Like Buxton, Johns and Swift also co-wrote all of their material. Pickler wrote her two most significant songs, and Underwood went to significant lengths to contribute more songs to her second album. This personal perspective may be the most significant aspect of the current youth movement. All of a sudden, a growing percentage of female voices on country radio not only sound younger, but the songs themselves snap with the exuberance and fierce emotion of youth.
Johns and Buxton, both in their 20s, take gutsier chances with their subjects. Not only does Johns flip off a deceitful guy, but she addresses sex straightforwardly on “Touch Me” in ways rare in contemporary country music. Co-written with Jon Henderson and Lynn Hutton, the steamy ballad finds a young woman worrying that an ongoing relationship isn’t as physical as it was in the beginning. So she propositions her boyfriend with a direct invitation: “Tell me you want me right now,” she burns, her voice dropping into a lower register. By the chorus, she’s asking him to “kiss every inch of my body” and “whisper words I ain’t heard from you lately.”
Where Johns’ Kentucky twang is as backwoods Southern as that of Loretta Lynn and Dolly Parton, Buxton is a Kansas native who, in her teens, sang lead vocals in Stoic Oak, a Nashville jam band that had some success touring the South and Midwest.

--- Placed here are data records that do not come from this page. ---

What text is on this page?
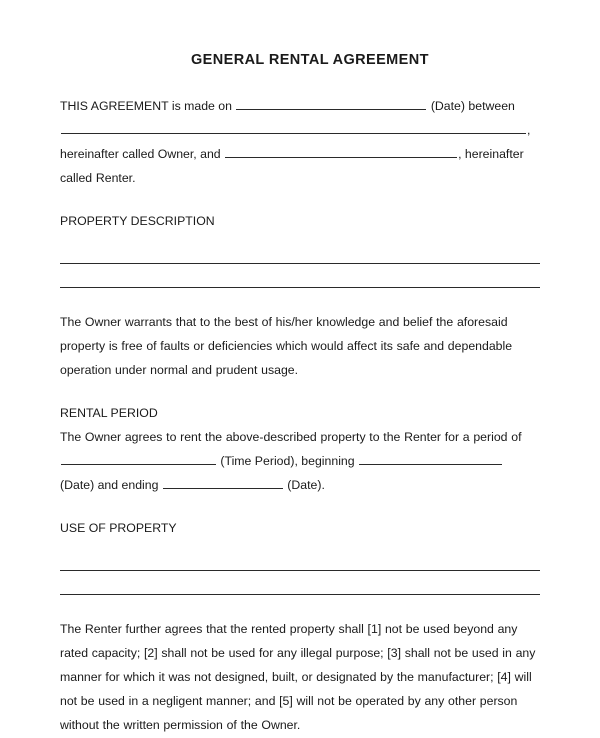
GENERAL RENTAL AGREEMENT
THIS AGREEMENT is made on	(Date) between
,
hereinafter called Owner, and	, hereinafter
called Renter.
PROPERTY DESCRIPTION
The Owner warrants that to the best of his/her knowledge and belief the aforesaid property is free of faults or deficiencies which would affect its safe and dependable operation under normal and prudent usage.
RENTAL PERIOD
The Owner agrees to rent the above-described property to the Renter for a period of
(Time Period), beginning
(Date) and ending	(Date).
USE OF PROPERTY
The Renter further agrees that the rented property shall [1] not be used beyond any rated capacity; [2] shall not be used for any illegal purpose; [3] shall not be used in any manner for which it was not designed, built, or designated by the manufacturer; [4] will not be used in a negligent manner; and [5] will not be operated by any other person without the written permission of the Owner.
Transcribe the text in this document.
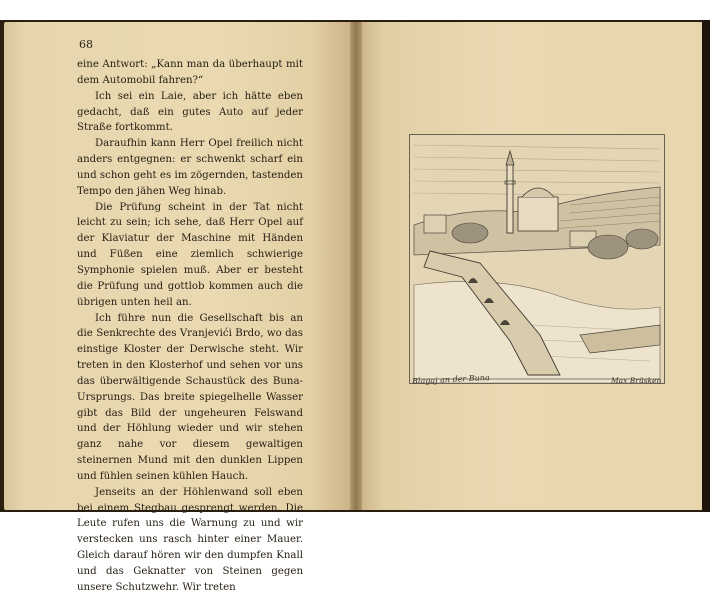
68

eine Antwort: „Kann man da überhaupt mit dem Automobil fahren?“

Ich sei ein Laie, aber ich hätte eben gedacht, daß ein gutes Auto auf jeder Straße fortkommt.

Daraufhin kann Herr Opel freilich nicht anders entgegnen: er schwenkt scharf ein und schon geht es im zögernden, tastenden Tempo den jähen Weg hinab.

Die Prüfung scheint in der Tat nicht leicht zu sein; ich sehe, daß Herr Opel auf der Klaviatur der Maschine mit Händen und Füßen eine ziemlich schwierige Symphonie spielen muß. Aber er besteht die Prüfung und gottlob kommen auch die übrigen unten heil an.

Ich führe nun die Gesellschaft bis an die Senkrechte des Vranjevići Brdo, wo das einstige Kloster der Derwische steht. Wir treten in den Klosterhof und sehen vor uns das überwältigende Schaustück des Buna-Ursprungs. Das breite spiegelhelle Wasser gibt das Bild der ungeheuren Felswand und der Höhlung wieder und wir stehen ganz nahe vor diesem gewaltigen steinernen Mund mit den dunklen Lippen und fühlen seinen kühlen Hauch.

Jenseits an der Höhlenwand soll eben bei einem Stegbau gesprengt werden. Die Leute rufen uns die Warnung zu und wir verstecken uns rasch hinter einer Mauer. Gleich darauf hören wir den dumpfen Knall und das Geknatter von Steinen gegen unsere Schutzwehr. Wir treten

Blagaj an der Buna	Max Brüsken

Her raspy vocals show a rock influence, and her initial EP on Disney-owned Lyric Street Records pries open formulas to allow Buxton to punctuate songs with spoken asides and off-beat flights of fancy.
Unlike most Music Row newcomers, Buxton doesn’t play it safe. Instead, she tears at the boundaries of her songs in inventive fashion. Her sense of humor can be wicked and self-effacing, with songs like “That Kind of Day” and “Love Is a Trip” presenting a female version of Brad Paisley’s comical slice-of-life tunes.

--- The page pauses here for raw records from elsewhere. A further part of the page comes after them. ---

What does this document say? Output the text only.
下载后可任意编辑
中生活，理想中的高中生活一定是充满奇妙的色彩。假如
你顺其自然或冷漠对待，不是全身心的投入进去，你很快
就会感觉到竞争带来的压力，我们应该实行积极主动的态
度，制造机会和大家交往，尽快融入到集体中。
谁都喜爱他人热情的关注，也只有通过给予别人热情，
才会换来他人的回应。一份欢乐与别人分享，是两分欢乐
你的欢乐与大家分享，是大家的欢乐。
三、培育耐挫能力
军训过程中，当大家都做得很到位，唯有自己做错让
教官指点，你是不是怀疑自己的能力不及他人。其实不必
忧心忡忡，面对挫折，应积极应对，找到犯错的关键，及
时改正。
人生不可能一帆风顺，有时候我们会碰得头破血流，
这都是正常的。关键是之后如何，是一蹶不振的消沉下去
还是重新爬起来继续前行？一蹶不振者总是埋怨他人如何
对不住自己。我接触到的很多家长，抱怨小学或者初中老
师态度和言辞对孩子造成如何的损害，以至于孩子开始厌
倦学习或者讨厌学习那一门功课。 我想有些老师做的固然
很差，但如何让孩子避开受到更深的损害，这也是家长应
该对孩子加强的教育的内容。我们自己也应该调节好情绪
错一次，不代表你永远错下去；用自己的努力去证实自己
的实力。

But Buxton’s best songs establish that she can write with distinctive insight about tricky subjects: “Innocence” deals with a young adult looking back at losing her virginity to her first love. As she remembers, she doesn’t ache for the lost boy but for the freedom and spontaneity that came so naturally before she so quickly matured. Her version of “Stupid Boy” tops Urban’s more intense take, mainly because of the subtle inflections she gives her story about dressing down a guy whose controlling, critical nature led to him losing the best thing that ever came his way.
The new albums by Johns and Buxton weren’t meant to represent a generation—they were meant to speak frankly and cleverly about each of the songwriter’s experiences. But coming on the heels of Swift’s and Underwood’s success, these songs suggest Nashville may be beginning a subtle but important shift in how it represents a young woman’s point of view.